Polioausbruch in New York "Das Virus ist hier"
Der Polioausbruch in New York lässt sich nicht mehr auf Einzelfälle begrenzen. Mangelnde Hygiene und Impfskepsis begünstigen die Ausbreitung des Virus. Wissenschaftler schlagen Alarm.
Es klingt wie ein Einzelfall. Im Juli erkrankte ein Mann in Rockland County im Bundesstaat New York schwer an Polio. Laut Medienberichten ist der Mitte-Zwanzigjährige, der nicht geimpft war, aufgrund der Infektion gelähmt. Der erste Fall in den USA seit mehr als zehn Jahren.
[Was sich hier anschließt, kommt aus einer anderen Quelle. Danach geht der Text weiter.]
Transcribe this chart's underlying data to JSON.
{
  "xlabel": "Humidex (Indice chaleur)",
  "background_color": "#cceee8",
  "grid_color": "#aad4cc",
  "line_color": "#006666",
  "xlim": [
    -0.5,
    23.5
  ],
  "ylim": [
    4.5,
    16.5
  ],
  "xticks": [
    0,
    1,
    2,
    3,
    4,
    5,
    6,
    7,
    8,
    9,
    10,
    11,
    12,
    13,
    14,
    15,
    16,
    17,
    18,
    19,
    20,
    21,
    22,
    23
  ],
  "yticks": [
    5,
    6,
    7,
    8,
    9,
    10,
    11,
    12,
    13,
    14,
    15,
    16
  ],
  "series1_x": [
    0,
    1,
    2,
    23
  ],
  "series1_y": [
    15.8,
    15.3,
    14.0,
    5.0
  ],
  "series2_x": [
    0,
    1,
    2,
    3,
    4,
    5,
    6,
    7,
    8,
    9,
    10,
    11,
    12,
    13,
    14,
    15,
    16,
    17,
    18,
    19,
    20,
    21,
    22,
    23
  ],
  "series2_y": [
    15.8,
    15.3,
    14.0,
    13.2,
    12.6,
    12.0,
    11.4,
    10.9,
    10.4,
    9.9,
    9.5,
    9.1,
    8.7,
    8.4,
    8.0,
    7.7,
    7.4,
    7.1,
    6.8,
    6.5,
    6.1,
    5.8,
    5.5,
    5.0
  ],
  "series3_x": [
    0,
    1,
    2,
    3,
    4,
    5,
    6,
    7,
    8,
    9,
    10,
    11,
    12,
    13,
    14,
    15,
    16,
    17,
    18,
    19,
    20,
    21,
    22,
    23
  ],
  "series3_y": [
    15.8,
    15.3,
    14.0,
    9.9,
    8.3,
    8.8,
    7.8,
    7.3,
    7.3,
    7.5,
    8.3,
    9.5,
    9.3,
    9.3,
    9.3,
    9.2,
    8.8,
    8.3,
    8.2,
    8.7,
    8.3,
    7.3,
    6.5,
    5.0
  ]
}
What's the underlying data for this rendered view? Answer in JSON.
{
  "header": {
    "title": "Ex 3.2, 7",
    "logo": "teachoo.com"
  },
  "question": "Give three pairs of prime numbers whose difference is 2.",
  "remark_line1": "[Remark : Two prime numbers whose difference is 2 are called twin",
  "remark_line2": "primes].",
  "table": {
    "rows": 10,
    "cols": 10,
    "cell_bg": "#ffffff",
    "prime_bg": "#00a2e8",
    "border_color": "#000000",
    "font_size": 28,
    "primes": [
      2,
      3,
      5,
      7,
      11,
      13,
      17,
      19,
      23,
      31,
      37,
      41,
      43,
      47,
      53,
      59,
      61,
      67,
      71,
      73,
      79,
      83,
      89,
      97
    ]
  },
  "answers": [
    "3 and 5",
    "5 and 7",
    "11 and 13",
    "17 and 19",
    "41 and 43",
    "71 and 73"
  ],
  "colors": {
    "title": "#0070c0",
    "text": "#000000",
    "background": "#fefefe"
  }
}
Lähmungen sind eine sehr seltene Folge einer Polio-Infektion, selbst wenn die Menschen nicht geimpft sind. 75 Prozent der Infizierten haben gar keine Symptome. Fast 25 Prozent haben nur ganz milde. Bei weniger als ein Prozent selbst der Ungeimpften kommt es zu einem schweren Verlauf. Das heißt: Auf einen Fall mit Lähmungen kommen wahrscheinlich hunderte oder tausende Infektionen.
Unterschiedliche Virenstämme entdeckt
Für Adam Ratner, Direktor der Abteilung für Kinder-Infektionskrankheiten an der Universitätsklinik NYU Langone, war schon im Juli dieses Jahres klar, dass es sich beim Polio-Fall um einen Gesundheitsnotstand handelt. Die Behörden brauchten ein bisschen länger. Erst vor einigen Tagen rief der Bundesstaat New York den Katastrophenfall aus. Denn inzwischen wurde das Virus auch im Abwasser der Millionenmetropole nachgewiesen:
Das Polio-Virus ist hier. Es zirkuliert. Es kommt ins Abwasser, weil Infizierte das Virus ausscheiden. Und wenn solche Menschen sich nicht die Hände waschen und mit Ungeimpfen in Kontakt kommen, dann könnte es sein, dass wir schon bald gelähmte Kinder sehen werden. Oder Erwachsene an Beatmungsgeräten, von denen sie nie wieder wegkommen.
Das sagt Daniel Griffin, Professor für klinische Medizin an der New Yorker Columbia-Universität. Im Abwasser von vier Stadtbezirken und einigen umliegenden Landkreisen sind unterschiedliche Virenstämme gefunden worden.
Ein weiteres Indiz dafür, dass es sich nicht nur um einen Einzelfall handelt. "Es ist besorgniserregend. Sogar sehr besorgniserregend", so Griffin. "Ich hoffe, das ist ein Alarmsignal für Menschen, die nicht geimpft sind oder ungeimpfte Kinder haben. Ein Weckruf."
Impfskepsis bei orthodoxen Juden
Die Impfquote für zweijährige Kinder liegt im Bundesstaat New York bei nur 79 Prozent. Im Rockland County - 50 Kilometer nördlich von New York City - gerade mal bei 60 Prozent. Dort gab es den schweren Polio-Fall mit Lähmungen. Örtliche Medien berichteten, dass der Infizierte einer jüdisch-orthodoxen Gemeinde dort angehört.
Orthodoxe Juden stehen Impfungen besonders skeptisch gegenüber - und sind im Landkreis Rockland stark vertreten. Mehr als ein Dutzend Rabbiner forderten ihre Gemeindemitglieder jetzt in einem offenen Brief auf, sich gegen Polio impfen zu lassen. Auch Shoshana Bernstein, selbst orthodoxe Jüdin, klärt in den Gemeinden über Impfungen auf:
Weltliche Medien dringen hier kaum durch. Es gibt viele Gerüchte. Wenn die US-Gesundheitsbehörde CDC etwas veröffentlicht, dann liest das nicht mal jemand. Ich sage immer: Es ist sehr einfach, Angst zu schüren und sehr schwer das wieder rückgängig zu machen.
Dabei hofft sie jetzt auf die älteren Gemeindemitglieder. Sie könnten sich noch an Ausbrüche von Kinderlähmung in den 50er-Jahren erinnern und jüngere Menschen von einer Impfung überzeugen.